The Acting President of the Panel has made interim orders1 in response to request for interim orders by The Weir Group PLC in its review application of the initial Panel’s decision in Ludowici Limited 01 (see TP 12/11).
Weir sought an interim order in effect to stop FLSmidth & Co A/S from offering to Ludowici shareholders more than its current $11.00 per Ludowici share proposal. The Acting President has decided to make this order and a further interim order in the same terms that holds Weir to its current $10.00 per Ludowici share proposal. Following consultation with FLS and Weir, the Acting President has also made interim orders preventing both parties from acquiring any interest in Ludowici shares or derivatives relating to Ludowici shares.
The Acting President considered the following factors relevant in making his decision. The situation is now different to the time of the initial Panel application, when the Acting President accepted undertakings from FLS (see TP 12/05). FLS has had an opportunity to rely on its matching right and now has a binding scheme implementation agreement with Ludowici. Weir has had an opportunity to bid again and has made a $10.00 (less dividends) per share offer conditional on the Panel ordering that FLS cannot increase its offer beyond $7.20.

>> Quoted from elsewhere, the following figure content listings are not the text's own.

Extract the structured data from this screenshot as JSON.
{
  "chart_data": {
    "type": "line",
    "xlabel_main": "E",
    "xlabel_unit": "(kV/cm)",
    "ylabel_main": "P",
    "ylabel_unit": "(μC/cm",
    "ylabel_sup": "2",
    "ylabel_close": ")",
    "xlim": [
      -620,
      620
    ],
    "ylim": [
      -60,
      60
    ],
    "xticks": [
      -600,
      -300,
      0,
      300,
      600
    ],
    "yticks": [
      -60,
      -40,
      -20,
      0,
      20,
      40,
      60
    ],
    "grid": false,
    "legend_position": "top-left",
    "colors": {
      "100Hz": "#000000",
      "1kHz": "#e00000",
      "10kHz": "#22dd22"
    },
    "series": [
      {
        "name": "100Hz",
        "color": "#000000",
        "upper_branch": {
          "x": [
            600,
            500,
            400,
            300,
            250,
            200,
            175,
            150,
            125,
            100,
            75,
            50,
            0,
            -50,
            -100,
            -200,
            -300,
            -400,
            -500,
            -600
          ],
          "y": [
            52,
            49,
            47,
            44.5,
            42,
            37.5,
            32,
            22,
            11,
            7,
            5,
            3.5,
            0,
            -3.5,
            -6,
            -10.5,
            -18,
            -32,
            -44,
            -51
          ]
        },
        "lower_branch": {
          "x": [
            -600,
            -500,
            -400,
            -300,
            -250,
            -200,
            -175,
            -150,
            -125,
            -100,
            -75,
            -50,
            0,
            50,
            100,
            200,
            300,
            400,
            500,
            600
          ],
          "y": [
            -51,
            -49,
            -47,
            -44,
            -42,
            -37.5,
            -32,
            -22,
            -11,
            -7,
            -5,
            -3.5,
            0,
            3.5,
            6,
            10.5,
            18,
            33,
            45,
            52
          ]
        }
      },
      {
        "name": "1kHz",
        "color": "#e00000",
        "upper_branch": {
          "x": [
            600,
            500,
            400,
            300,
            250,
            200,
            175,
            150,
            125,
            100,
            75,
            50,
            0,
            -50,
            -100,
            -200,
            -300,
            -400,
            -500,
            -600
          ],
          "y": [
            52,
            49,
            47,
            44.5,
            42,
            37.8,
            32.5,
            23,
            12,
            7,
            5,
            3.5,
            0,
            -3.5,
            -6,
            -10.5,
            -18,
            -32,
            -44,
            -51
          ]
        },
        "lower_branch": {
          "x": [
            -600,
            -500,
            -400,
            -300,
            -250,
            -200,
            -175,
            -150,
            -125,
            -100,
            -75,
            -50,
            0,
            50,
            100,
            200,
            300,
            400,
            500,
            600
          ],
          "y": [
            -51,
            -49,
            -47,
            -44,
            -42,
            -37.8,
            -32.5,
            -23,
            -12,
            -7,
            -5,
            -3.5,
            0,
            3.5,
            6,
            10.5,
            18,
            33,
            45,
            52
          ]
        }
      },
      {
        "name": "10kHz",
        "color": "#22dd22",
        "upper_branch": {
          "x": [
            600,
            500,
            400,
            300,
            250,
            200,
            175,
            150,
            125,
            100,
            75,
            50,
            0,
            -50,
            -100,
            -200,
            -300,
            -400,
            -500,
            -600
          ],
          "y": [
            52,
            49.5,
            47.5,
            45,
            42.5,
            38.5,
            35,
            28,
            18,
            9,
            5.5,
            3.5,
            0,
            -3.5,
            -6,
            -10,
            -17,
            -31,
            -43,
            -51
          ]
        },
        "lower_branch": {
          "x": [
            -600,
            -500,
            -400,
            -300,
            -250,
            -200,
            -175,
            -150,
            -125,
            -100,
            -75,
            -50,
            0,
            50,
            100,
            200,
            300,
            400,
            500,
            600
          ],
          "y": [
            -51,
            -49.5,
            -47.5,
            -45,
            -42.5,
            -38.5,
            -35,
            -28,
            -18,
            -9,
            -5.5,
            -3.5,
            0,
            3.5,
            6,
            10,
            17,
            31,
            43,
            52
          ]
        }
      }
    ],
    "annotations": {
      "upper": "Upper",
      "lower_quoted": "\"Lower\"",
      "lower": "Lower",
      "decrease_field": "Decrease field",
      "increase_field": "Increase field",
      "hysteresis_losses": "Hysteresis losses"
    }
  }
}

By ordering that both FLS and Weir not increase their existing offers for Ludowici, the status quo is maintained. To make an order against only FLS, or to accept an undertaking from FLS, puts that company at a competitive disadvantage compared to Weir.
The Acting President noted that, if a third bidder for Ludowici emerged, the interim orders may need to be amended.
The interim orders have effect until the earliest of further order of the Panel, determination of the proceedings or 2 months from the date of the interim orders.
A copy of the interim orders is attached.
Director, Takeovers Panel
Level 10, 63 Exhibition Street
Melbourne VIC 3000
Ph: +61 3 9655 3597
1 BACKGROUND: An interim order is designed to maintain the status quo until the Panel can consider the application in detail. It may be made by the President or a sitting Panel. Often a sitting Panel has not been appointed at the stage of considering the making of an interim order. An interim order does not indicate that the Panel has decided to conduct proceedings or necessarily indicate the merits of an application for a declaration of unacceptable circumstances.
Ludowici Limited 01R
The Weir Group PLC made a review application to the Panel dated 29 February 2012 in relation to the affairs of Ludowici Limited (Ludowici).
The Acting President ORDERS:
- FLSmidth & Co A/S not announce, make, propose or participate in a takeover bid, scheme of arrangement or other transaction which may result in FLS acquiring control of Ludowici, under which Ludowici shareholders are given the opportunity of receiving more than A$11.00 per Ludowici share.
- The Weir Group PLC not announce, make, propose or participate in a takeover bid, scheme of arrangement or other transaction which may result in The Weir Group PLC acquiring control of Ludowici, under which Ludowici shareholders are given the opportunity of receiving more than A$10.00 per Ludowici share.
- FLSmidth & Co A/S not acquire, or take any steps to acquire, any interest in any Ludowici shares or derivatives relating to Ludowici shares.
- The Weir Group PLC not acquire, or take any steps to acquire, any interest in any Ludowici shares or derivatives relating to Ludowici shares.
- These interim orders have effect until the earliest of:
- further order of the Panel
- the determination of the proceedings and
- 2 months from the date of these interim orders.